Buying a new phone is not the worst thing in the world. You might have to do it.
Finally, maybe it’s time to buy a new phone. Or a new-to-you phone, even. We have you covered with our comprehensive Smartphone Buyer’s Guide. You’ll find a phone that’s the best at almost any criteria you have set, and you might even see something that you never thought of. A phone is more than a novelty in today’s society and is an important tool. It’s worth doing the research to find the one that fits you best.
Common phone battery problems
Having a cell phone is great when you need to talk on the go, but if you have a faulty battery, then you may feel like you are chained to your phone’s charger.
Many things can go wrong with a phone’s battery, from the so-called “memory effect” to plain-old worn out batteries.
According to www.itstillworks.com, some issues can be corrected, but unfortunately, most will need to be addressed by replacement.
The memory effect is a common issue in older cell phones that use a nickel-cadmium battery.
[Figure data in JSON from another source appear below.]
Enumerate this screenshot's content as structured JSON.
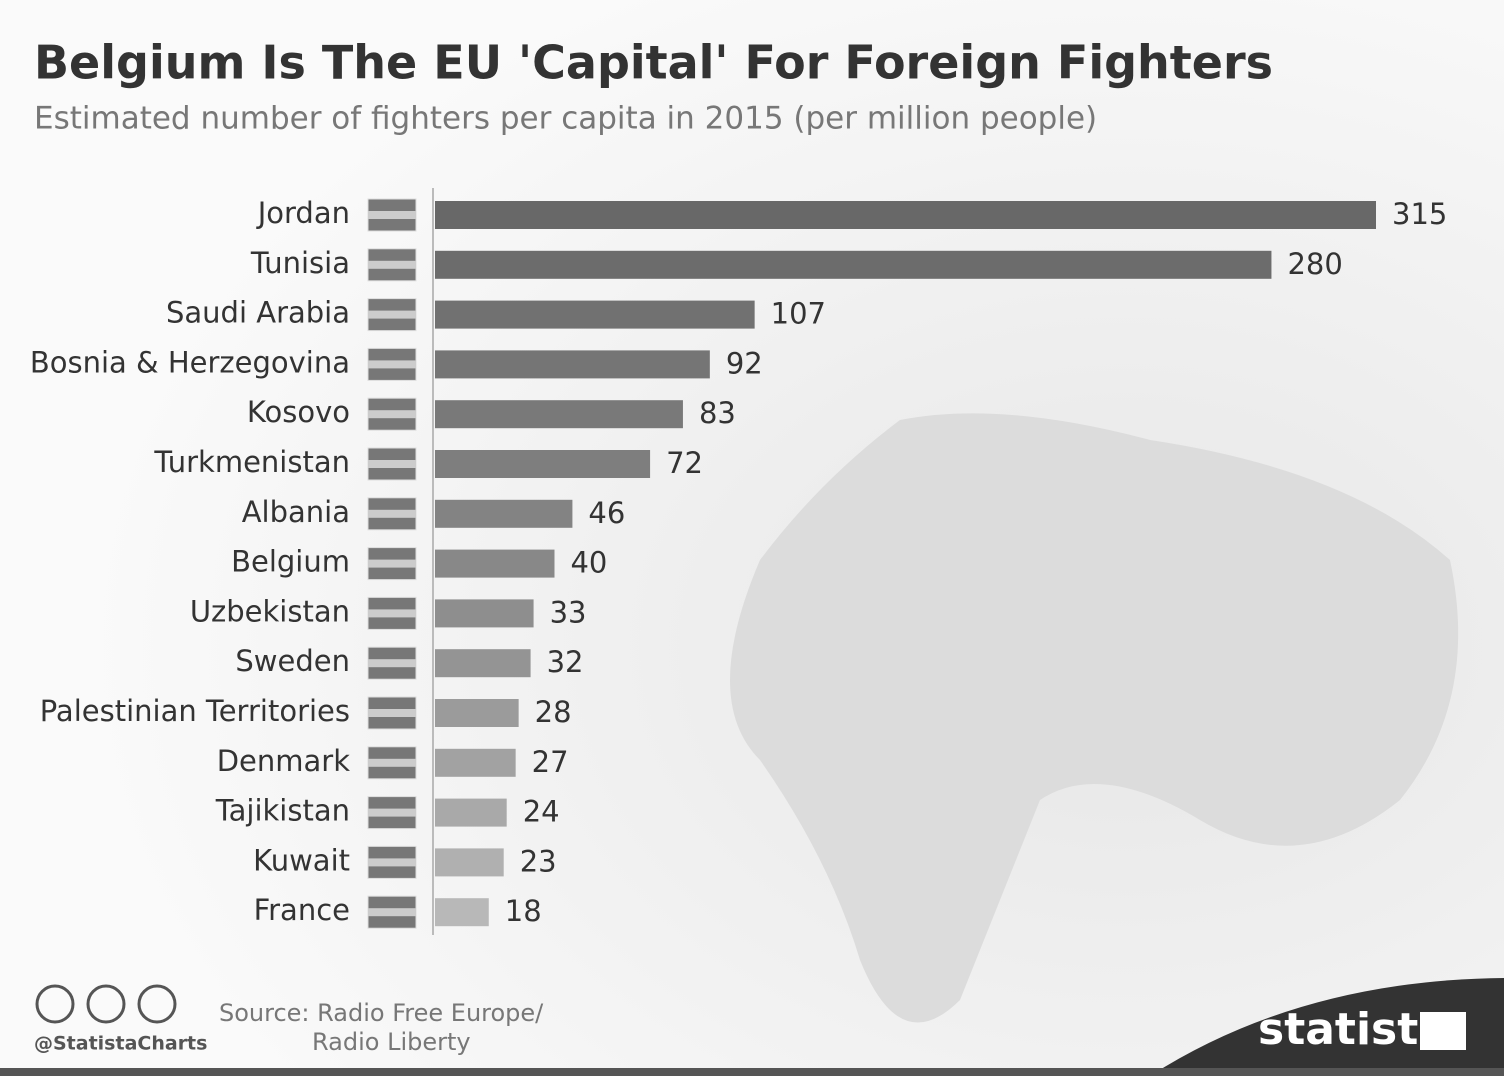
{
  "chart_data": {
    "type": "bar",
    "title": "Belgium Is The EU 'Capital' For Foreign Fighters",
    "subtitle": "Estimated number of fighters per capita in 2015 (per million people)",
    "categories": [
      "Jordan",
      "Tunisia",
      "Saudi Arabia",
      "Bosnia & Herzegovina",
      "Kosovo",
      "Turkmenistan",
      "Albania",
      "Belgium",
      "Uzbekistan",
      "Sweden",
      "Palestinian Territories",
      "Denmark",
      "Tajikistan",
      "Kuwait",
      "France"
    ],
    "values": [
      315,
      280,
      107,
      92,
      83,
      72,
      46,
      40,
      33,
      32,
      28,
      27,
      24,
      23,
      18
    ],
    "colors": [
      "#686868",
      "#6c6c6c",
      "#717171",
      "#757575",
      "#797979",
      "#7e7e7e",
      "#838383",
      "#888888",
      "#8e8e8e",
      "#949494",
      "#9b9b9b",
      "#a2a2a2",
      "#a9a9a9",
      "#b0b0b0",
      "#b8b8b8"
    ],
    "source": [
      "Source: Radio Free Europe/",
      "Radio Liberty"
    ],
    "handle": "@StatistaCharts",
    "logo": "statista"
  }
}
This issue occurs when the user charges the battery before it has drained repeatedly, and the battery “remembers” the point at which it was prematurely drained and then only drains from that point onward (thus losing a portion of its full battery potential.) The memory effect is only present in older cell phones, so if you have one that was made in 2005 or before, you may know of it. To prevent the memory effect from occurring, make sure to deplete your battery as much as possible before charging it.
Overcharge is a more common problem in modern cell phones. When you overcharge a battery, it means that you leave the phone on the charger after it has reached 100 percent. While leaving a battery on a charging station for a few hours after the charge has completed will not impact the battery too negatively, if you leave the battery on the charger for more than 24 hours you can overheat and permanently damage the battery.
Did you know that even if you do not use your phone, it still uses battery life? This phenomenon is known as self-discharge. If your phone is switched off all the time, the battery life is still being used. If you do not turn it on every few weeks and charge it, the battery will die permanently. If you have a cell phone that you only use in emergencies or are keeping “just in case,” it is a good idea to turn it on and charge it at least once a month to keep it from self-discharging the battery.
All batteries have a certain lifespan, and after awhile you can expect them to degrade substantially. Most batteries (under normal circumstances) will last between two and three years and can handle about 500 charge cycles. If you start noticing marked battery loss after a comparable amount of time, it is probably due to your battery being old. Unfortunately, there is not much you can do about a battery getting old, and if enough time has passed, you will need to replace it to ensure your phone continues functioning as it should.
Getting the most from your battery
To prevent most of these problems from happening, and to keep your phone’s battery from aging too quickly, the best thing to do is to make the most of your charging cycle. Try and run the batterydown as much as possible before plugging it in, and, if possible, unplug it as soon as it has finished charging. You can also reduce strain on your batteries (and thus reduce the number of charge cycles) by toggling settings like screen settings, vibrate function and Bluetooth wireless network connections.